JADILAH LEGENDA DI TEMPAT KERJA

Pada suatu perusahaan atau lembaga, biasanya banyak pekerjanya dari staf yang paling bawah sampai pimpinan puncaknya semua bekerja melaksanakan tugas dan fungsinya. Ada yang istimewa, ada yang biasa, dan ada pula yang membuat kecewa. Semua akan mendapat penilaian dari atasan atau pelanggannya. Bila engkau bekerja secara istimewa di mata pelanggan atau pun mitra kerja maka engkau akan menjadi legenda.

Ada empat cara untuk menjadi legenda di tempat kerja.
Pertama, harus dapat memberikan lebih dari yang dijanjikannya. Apakah lebih memuaskan, atau lebih cepat diselesaikannya.
Kedua, selalu melakukan pekerjaan lebih baik dari sebelumnya. Makin hari, makin kecil kesalahan atau kekurangannya.
Ketiga, selalu membayangkan punya hasil kerja. Yang bisa dikagumi oleh kolega, atasan atau pelanggannya ia terus saja mencari dan bertanya, apa kiranya yang membuat kagum Bosnya, apa kiranya yang bisa membuat kagum pelanggannya. Setelah didapat idenya, ditekuni sampai jadi nyata
Keempat, selalu mengevaluasi capaian kinerja dan memastikan semua tugas dan target telah dilampauinya.

Apa perlunya berusaha menjadi legenda? Karena itulah hakikat sejarah hidup kita yaitu, sejarah kita dalam bekerja dan berkarya. Selain itu, dengan menjadi legenda berarti kita pantas dibayar lebih mahal dari yang kita terima dan bila lembaga belum bisa, yakinlah Allah akan menggenapinya dari arah yang tidak kita sangka-sangka.

Wallaahu a’lam

Sumber bacaan: Bob Nelson. 2007. 1001 Ways to Take Initiatve at Work

4 TINGKATAN BEKERJA

Idealnya setiap orang yang bekerja, memahami empat tingkatan bekerja, dan berusaha melaluinya. Empat tingkatan ini laksana tataran pendakian. Semakin kita bisa naik, maka akan semakin bersemangat. Bekerja pun makin mengasyikkan, menantang, dan menggembirakan. Dan, bila bisa sampai di puncak tataran. Maka akan dirasakan kepuasan yang tak tergambarkan.

Pertama, tataran terrendah adalah bekerja sesuai penugasan. Apa yang diperintahkan dan menjadi kewajiban. Dilaksanakan dengan sebaik-baiknya. Target dari tataran ini adalah agar semua tugas terselesaikan. Sehingga tidak ada komplain dari atasan, teman maupun pelanggan. Pekerja yang bisa melewati tataran ini, akan merasa aman. Ia tidak akan diburu oleh tuntutan yang belum terselesaikan

Kedua, adalah melakukan apa yang diperlukan meski tidak diperintahkan. Adakalanya penugasan dari atasan atau permintaan pelanggan. Tidaklah detail dan menyeluruh. Semestinya, bila ada celah-celah yang harus dikerjakan. Haruslah diselesaikan, meski pun tidak diperintahkan. Bila seorang pekerja dapat melakukan hal ini, ia akan merasakan kenyamanan. Ia terbebas dari rasa bersalah karena telah melakukan. Apa yang seharusnya dilakukan meski tidak diperintahkan. Ia telah memiliki inisiatif yang didasarkan atas tanggung jawab dan kewajiban.
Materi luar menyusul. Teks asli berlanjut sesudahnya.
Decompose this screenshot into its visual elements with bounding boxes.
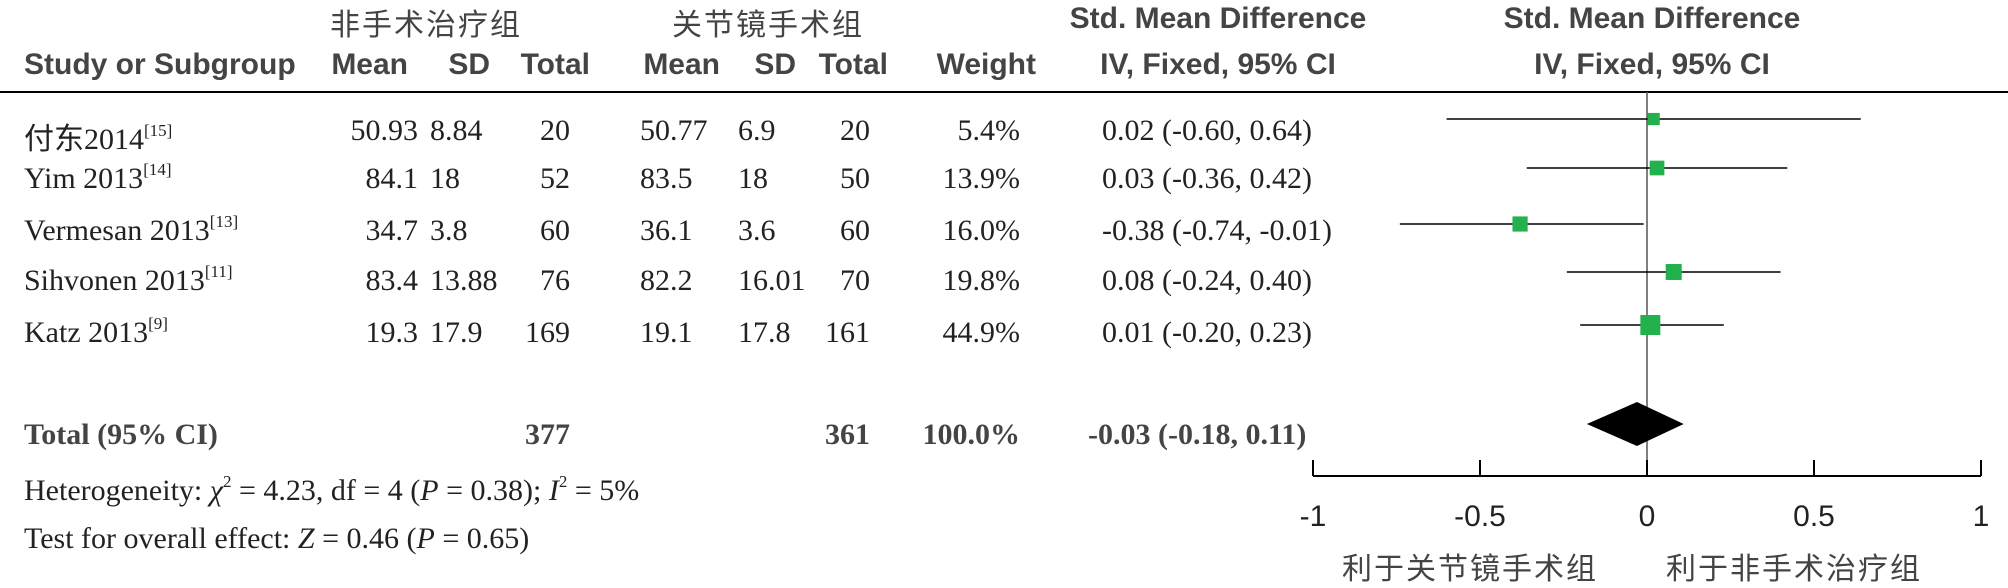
- group2-header: 关节镜手术组: [672, 8, 864, 43]
- study-n1: 60: [540, 214, 570, 247]
- study-mean1: 34.7: [365, 214, 419, 247]
- effect-marker: [1647, 112, 1660, 126]
- total-label: Total (95% CI): [24, 418, 218, 451]
- study-name: Katz 2013[9]: [24, 314, 168, 349]
- study-n1: 169: [525, 316, 570, 349]
- heterogeneity-text: Heterogeneity: χ2 = 4.23, df = 4 (P = 0.…: [24, 472, 640, 507]
- effect-method-table: IV, Fixed, 95% CI: [1100, 48, 1336, 81]
- effect-marker: [1649, 160, 1665, 176]
- effect-title-plot: Std. Mean Difference: [1503, 2, 1801, 35]
- study-name: Sihvonen 2013[11]: [24, 262, 233, 297]
- effect-marker: [1640, 315, 1661, 335]
- total-ci-text: -0.03 (-0.18, 0.11): [1088, 418, 1307, 451]
- study-sd1: 13.88: [430, 264, 498, 297]
- effect-marker: [1665, 264, 1682, 280]
- mean2-header: Mean: [643, 48, 720, 81]
- reference-marker: [9]: [148, 314, 168, 333]
- study-sd1: 3.8: [430, 214, 468, 247]
- study-weight: 13.9%: [942, 162, 1021, 195]
- total-weight: 100.0%: [922, 418, 1021, 451]
- study-mean2: 83.5: [640, 162, 693, 195]
- mean1-header: Mean: [331, 48, 408, 81]
- x-tick-label: 1: [1972, 500, 1990, 533]
- study-mean1: 83.4: [365, 264, 419, 297]
- study-n1: 20: [540, 114, 570, 147]
- study-weight: 5.4%: [957, 114, 1021, 147]
- reference-marker: [15]: [144, 121, 173, 140]
- total1-header: Total: [520, 48, 590, 81]
- study-n1: 76: [540, 264, 570, 297]
- study-sd2: 6.9: [738, 114, 776, 147]
- study-weight: 16.0%: [942, 214, 1021, 247]
- reference-marker: [14]: [143, 160, 172, 179]
- effect-method-plot: IV, Fixed, 95% CI: [1534, 48, 1770, 81]
- study-n2: 161: [825, 316, 870, 349]
- total-n2: 361: [825, 418, 870, 451]
- group1-header: 非手术治疗组: [330, 8, 522, 43]
- study-ci-text: 0.01 (-0.20, 0.23): [1102, 316, 1312, 349]
- study-ci-text: 0.08 (-0.24, 0.40): [1102, 264, 1312, 297]
- overall-effect-text: Test for overall effect: Z = 0.46 (P = 0…: [24, 522, 530, 555]
- study-ci-text: 0.03 (-0.36, 0.42): [1102, 162, 1312, 195]
- study-n2: 50: [840, 162, 870, 195]
- reference-marker: [13]: [209, 212, 239, 231]
- x-tick-label: -1: [1299, 500, 1327, 533]
- study-weight: 19.8%: [942, 264, 1021, 297]
- weight-header: Weight: [936, 48, 1036, 81]
- study-name: Vermesan 2013[13]: [24, 212, 239, 247]
- study-n1: 52: [540, 162, 570, 195]
- study-n2: 70: [840, 264, 870, 297]
- study-sd1: 17.9: [430, 316, 483, 349]
- study-mean1: 19.3: [365, 316, 419, 349]
- pooled-diamond: [1586, 402, 1684, 446]
- x-tick-label: 0: [1638, 500, 1656, 533]
- study-sd2: 18: [738, 162, 768, 195]
- study-n2: 60: [840, 214, 870, 247]
- study-mean1: 84.1: [365, 162, 419, 195]
- study-mean2: 50.77: [640, 114, 708, 147]
- study-mean2: 36.1: [640, 214, 693, 247]
- study-mean2: 82.2: [640, 264, 693, 297]
- study-column-header: Study or Subgroup: [24, 48, 296, 81]
- effect-marker: [1512, 216, 1528, 232]
- sd2-header: SD: [754, 48, 796, 81]
- study-name: 付东2014[15]: [24, 121, 173, 156]
- reference-marker: [11]: [204, 262, 233, 281]
- study-mean1: 50.93: [350, 114, 419, 147]
- sd1-header: SD: [448, 48, 490, 81]
- study-sd1: 18: [430, 162, 460, 195]
- x-tick-label: 0.5: [1793, 500, 1835, 533]
- study-name: Yim 2013[14]: [24, 160, 172, 195]
- total-n1: 377: [525, 418, 570, 451]
- total2-header: Total: [818, 48, 888, 81]
- study-sd2: 17.8: [738, 316, 791, 349]
- study-weight: 44.9%: [942, 316, 1021, 349]
- study-n2: 20: [840, 114, 870, 147]
- study-mean2: 19.1: [640, 316, 693, 349]
- study-sd2: 3.6: [738, 214, 776, 247]
- effect-title-table: Std. Mean Difference: [1069, 2, 1367, 35]
- study-sd2: 16.01: [738, 264, 806, 297]
- study-sd1: 8.84: [430, 114, 483, 147]
- study-ci-text: 0.02 (-0.60, 0.64): [1102, 114, 1312, 147]
- study-ci-text: -0.38 (-0.74, -0.01): [1102, 214, 1332, 247]
- x-tick-label: -0.5: [1454, 500, 1506, 533]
Tataran ketiga, adalah melakukan apa yang mungkin dilakukan. Setelah tugas dan tanggung jawabnya ditunaikan. Pekerja ini memiliki inisiatif dan kreatifitas. Untuk melakukan apa yang mungkin dilakukan dalam lingkup tugasnya. Sesuatu yang bukan sekedar kewajiban dan keharusan. Sesuatu yang sebelumnya belum pernah dilakukan. Sesuatu yang membawa kemajuan. Pekerja yang sampai tataran ini, akan merasakan penghargaan. Pelanggan, teman-teman atau atasan akan mengapresiasinya.

Tataran tertinggi adalah bila seseorang melakukan. Apa yang sebelumnya, atau menurut orang banyak dianggap tidak mungkin. Ketika ia mulai melakukan itu, banyak orang yang meragukan. Bahkan, banyak pula yang menentang. Namun dengan keyakinan, kesungguhan dan ketekunan bisa ia wujudkan. Ia telah total menjiwai pekerjaan, hingga berani mengambil resiko. Hasilnya berupa karya monumental yang dikagumi dan dikenang orang. Inilah puncak kepuasan kerja dan wujud kebermaknaan hidup. Inilah puncak persembahan kepada Rabb-nya. Yang telah menghadirkannya ke dunia..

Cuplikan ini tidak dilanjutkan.